Voici les points saillants de la journée
- Une coalition de pays (dont Allemagne, Royaume-Uni, Danemark, Kenya) a proposé la mise en place d’une feuille de route pour la sortie des combustibles fossiles un « road-map » organisant la transition hors charbon, pétrole et gaz.
- Les peuples autochtones ont fait entendre leur voix de façon forte lors de la journée officielle « Health Day » (Journée santé) : les impacts du climat sur la santé, les territoires et le mode de vie ont été mis en avant.
- Le thème de la transparence et de la gouvernance climatique a été souligné : l’association Transparency International a alerté que plus de la moitié des délégués de la COP30 n’auraient pas correctement déclaré leurs affiliations, ce qui pose un problème de confiance dans le processus.
Plusieurs points de tension subsistent, il s’agit de :
- L’opposition entre des pays producteurs de fossiles (notamment des pétro-États) et les pays en développement/insulaires sur la question de la sortie des combustibles fossiles s’est accentuée certains pays estiment que l’agenda du charbon/pétrole dilue les priorités adaptation/justice.
- Les communautés autochtones ont dénoncé ce qu’elles qualifient de « zones de sacrifice » où la transition énergétique ou les exploitations continuent à menacer leurs territoires, sans compensation adéquate.

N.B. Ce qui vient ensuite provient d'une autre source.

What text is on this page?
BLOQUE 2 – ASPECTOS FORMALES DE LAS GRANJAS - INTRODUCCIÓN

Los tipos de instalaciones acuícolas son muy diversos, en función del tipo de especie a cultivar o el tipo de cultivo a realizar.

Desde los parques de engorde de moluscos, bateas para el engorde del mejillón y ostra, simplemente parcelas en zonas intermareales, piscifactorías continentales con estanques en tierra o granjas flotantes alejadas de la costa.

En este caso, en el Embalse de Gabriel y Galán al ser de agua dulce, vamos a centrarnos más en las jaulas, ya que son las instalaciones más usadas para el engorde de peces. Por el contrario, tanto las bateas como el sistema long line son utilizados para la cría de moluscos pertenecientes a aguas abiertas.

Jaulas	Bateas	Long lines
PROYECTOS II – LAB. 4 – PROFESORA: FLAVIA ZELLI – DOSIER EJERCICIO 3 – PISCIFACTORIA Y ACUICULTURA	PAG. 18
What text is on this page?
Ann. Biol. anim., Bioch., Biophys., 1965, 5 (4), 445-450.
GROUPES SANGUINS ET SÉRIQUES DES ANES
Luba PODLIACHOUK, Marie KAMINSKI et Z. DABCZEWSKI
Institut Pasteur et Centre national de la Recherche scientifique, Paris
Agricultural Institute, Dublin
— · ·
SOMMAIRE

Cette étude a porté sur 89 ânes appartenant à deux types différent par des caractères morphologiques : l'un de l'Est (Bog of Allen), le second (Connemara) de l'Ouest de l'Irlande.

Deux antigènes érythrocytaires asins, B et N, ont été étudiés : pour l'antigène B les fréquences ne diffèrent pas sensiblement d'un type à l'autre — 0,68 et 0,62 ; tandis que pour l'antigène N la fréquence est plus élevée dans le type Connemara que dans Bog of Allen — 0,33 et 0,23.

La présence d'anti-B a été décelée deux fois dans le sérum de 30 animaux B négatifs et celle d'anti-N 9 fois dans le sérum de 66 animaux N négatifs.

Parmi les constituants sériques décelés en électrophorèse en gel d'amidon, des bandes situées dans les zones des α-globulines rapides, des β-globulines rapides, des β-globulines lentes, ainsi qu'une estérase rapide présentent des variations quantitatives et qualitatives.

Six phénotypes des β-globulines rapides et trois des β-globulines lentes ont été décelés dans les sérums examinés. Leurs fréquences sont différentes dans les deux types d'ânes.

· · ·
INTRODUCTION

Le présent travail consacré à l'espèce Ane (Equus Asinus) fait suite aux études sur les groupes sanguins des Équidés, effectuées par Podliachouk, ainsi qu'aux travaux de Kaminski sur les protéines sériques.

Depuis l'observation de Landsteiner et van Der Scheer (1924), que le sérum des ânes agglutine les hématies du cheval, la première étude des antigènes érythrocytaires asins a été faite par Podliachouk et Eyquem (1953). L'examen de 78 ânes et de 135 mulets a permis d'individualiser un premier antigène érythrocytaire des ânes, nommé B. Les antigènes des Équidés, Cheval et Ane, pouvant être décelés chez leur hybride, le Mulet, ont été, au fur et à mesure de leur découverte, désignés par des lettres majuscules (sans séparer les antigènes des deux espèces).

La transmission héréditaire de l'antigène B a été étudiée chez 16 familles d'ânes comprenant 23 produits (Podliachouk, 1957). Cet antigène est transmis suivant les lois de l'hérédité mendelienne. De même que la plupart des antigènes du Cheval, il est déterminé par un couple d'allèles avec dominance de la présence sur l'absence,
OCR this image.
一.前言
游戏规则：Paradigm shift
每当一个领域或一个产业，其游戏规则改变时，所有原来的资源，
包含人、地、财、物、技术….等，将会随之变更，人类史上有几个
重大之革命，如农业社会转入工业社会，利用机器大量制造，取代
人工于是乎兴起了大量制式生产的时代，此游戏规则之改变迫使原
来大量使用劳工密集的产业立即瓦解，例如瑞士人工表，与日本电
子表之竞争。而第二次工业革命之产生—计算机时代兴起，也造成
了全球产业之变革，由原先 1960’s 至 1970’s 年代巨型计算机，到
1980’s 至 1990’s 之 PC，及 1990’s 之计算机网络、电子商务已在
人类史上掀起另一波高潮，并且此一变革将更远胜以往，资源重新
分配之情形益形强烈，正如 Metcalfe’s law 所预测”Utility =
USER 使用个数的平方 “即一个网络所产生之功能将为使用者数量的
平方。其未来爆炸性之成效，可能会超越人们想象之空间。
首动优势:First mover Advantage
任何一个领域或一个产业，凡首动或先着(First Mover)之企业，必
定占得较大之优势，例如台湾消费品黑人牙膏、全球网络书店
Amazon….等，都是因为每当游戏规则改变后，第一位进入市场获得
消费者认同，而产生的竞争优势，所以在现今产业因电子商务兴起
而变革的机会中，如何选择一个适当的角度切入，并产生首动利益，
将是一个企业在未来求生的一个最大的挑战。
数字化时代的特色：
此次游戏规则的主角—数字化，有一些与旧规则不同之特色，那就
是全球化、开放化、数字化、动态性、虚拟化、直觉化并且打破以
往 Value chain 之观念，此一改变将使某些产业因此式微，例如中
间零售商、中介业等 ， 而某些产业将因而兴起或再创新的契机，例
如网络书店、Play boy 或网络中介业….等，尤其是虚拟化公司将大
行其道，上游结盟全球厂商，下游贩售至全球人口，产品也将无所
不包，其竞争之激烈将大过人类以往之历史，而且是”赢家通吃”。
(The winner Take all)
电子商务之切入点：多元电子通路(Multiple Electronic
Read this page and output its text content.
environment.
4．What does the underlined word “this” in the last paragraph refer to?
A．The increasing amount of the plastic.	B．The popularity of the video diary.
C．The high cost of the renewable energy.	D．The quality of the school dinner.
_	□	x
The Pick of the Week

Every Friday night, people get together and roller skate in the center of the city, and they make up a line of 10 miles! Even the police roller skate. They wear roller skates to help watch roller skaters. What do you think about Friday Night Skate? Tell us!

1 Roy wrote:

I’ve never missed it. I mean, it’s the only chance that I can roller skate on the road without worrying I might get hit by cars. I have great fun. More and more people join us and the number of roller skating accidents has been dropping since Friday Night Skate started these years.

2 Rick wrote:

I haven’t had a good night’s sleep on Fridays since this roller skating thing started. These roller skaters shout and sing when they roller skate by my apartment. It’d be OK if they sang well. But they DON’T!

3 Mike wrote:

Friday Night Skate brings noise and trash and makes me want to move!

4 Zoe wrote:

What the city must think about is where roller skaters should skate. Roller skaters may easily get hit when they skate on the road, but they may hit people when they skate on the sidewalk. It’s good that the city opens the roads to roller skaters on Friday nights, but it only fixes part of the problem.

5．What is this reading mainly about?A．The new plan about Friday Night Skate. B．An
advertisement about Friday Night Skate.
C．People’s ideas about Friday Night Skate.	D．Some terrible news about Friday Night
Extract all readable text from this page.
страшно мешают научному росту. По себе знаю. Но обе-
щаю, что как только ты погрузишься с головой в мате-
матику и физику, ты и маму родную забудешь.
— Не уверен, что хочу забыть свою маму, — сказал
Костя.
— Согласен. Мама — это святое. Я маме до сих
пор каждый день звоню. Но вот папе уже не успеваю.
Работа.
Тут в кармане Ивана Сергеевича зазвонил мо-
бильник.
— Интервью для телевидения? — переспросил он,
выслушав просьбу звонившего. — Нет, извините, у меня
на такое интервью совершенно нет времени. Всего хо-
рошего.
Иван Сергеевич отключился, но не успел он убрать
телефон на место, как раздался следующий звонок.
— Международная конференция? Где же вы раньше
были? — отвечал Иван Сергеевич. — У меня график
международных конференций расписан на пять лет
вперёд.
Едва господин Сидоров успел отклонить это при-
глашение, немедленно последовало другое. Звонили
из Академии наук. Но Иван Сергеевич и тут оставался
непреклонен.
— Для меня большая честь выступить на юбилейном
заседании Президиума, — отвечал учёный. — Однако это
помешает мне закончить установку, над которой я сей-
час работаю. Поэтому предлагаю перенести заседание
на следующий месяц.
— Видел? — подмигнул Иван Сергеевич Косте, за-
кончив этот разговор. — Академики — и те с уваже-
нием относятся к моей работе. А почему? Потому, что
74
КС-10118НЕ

Durant la journée du 11 novembre les points marquants ont été les suivants :
- Le thème de l’adaptation et de la résilience climatique a pris le devant de la scène : un rapport de l’United Nations Framework Convention on Climate Change (UNFCCC) indique que les pays en développement pourraient avoir besoin jusqu’à 310 milliards USD par an d’ici 2035 pour renforcer leur résilience face aux phénomènes extrêmes (tempêtes, inondations, feux).
- L’Agenda de l’hôte brésilien a mis l’accent sur l’eau comme pilier de l’action climatique lors d’un événement de haut niveau intitulé « Waters of Change – Shaping Resilient and Sustainable Pathways ».
- Des négociations de fond ont commencé : mise en discussion d’indicateurs pour le «Global Goal on Adaptation (GGA) », et élaboration d’une feuille de route pour un objectif collectif de financement climatique accru.
- Une manifestation d’ampleur s’est produite : des représentants autochtones ont forcé l’entrée du site de la conférence pour exiger davantage de protection pour leurs terres et un rôle renforcé dans les décisions climatiques.
Des points tension subsistent, à savoir :
- Le financement reste un point majeur de divergence : pays développés et pays en développement s’opposent sur les montants, les conditions d’accès et les mécanismes (subventions vs prêts). I
- Le cadre des « marchés carbone » et de l’article 6 de l’Accord de Paris ressort également comme sujet de débats technico-politiques.
- Les revendications des peuples autochtones sur l’Amazonie et la gouvernance locale ont accentué la dimension sociale et de justice climatique de cette COP-30.
Les implications de la mauritanienne devrait porter sur :
- Une position forte votre sur le thème de l’adaptation et de l’eau, car l’agenda de l’hôte ouvre des opportunités réelles.
- Une formulation de demandes concrètes de financement adaptable, avec des propositions d’outils opérationnels (par ex. investissements pour réseaux d’eau, systèmes d’alerte précoce).
- Un soutien à la reconnaissance et la participation des communautés locales et autochtones dans les mécanismes de gouvernance climatique.
- Une anticipation d’un possible blocage sur les textes d’atténuation ou marchés carbone si les pays en développement estiment que les engagements d’adaptation ne sont pas suffisants.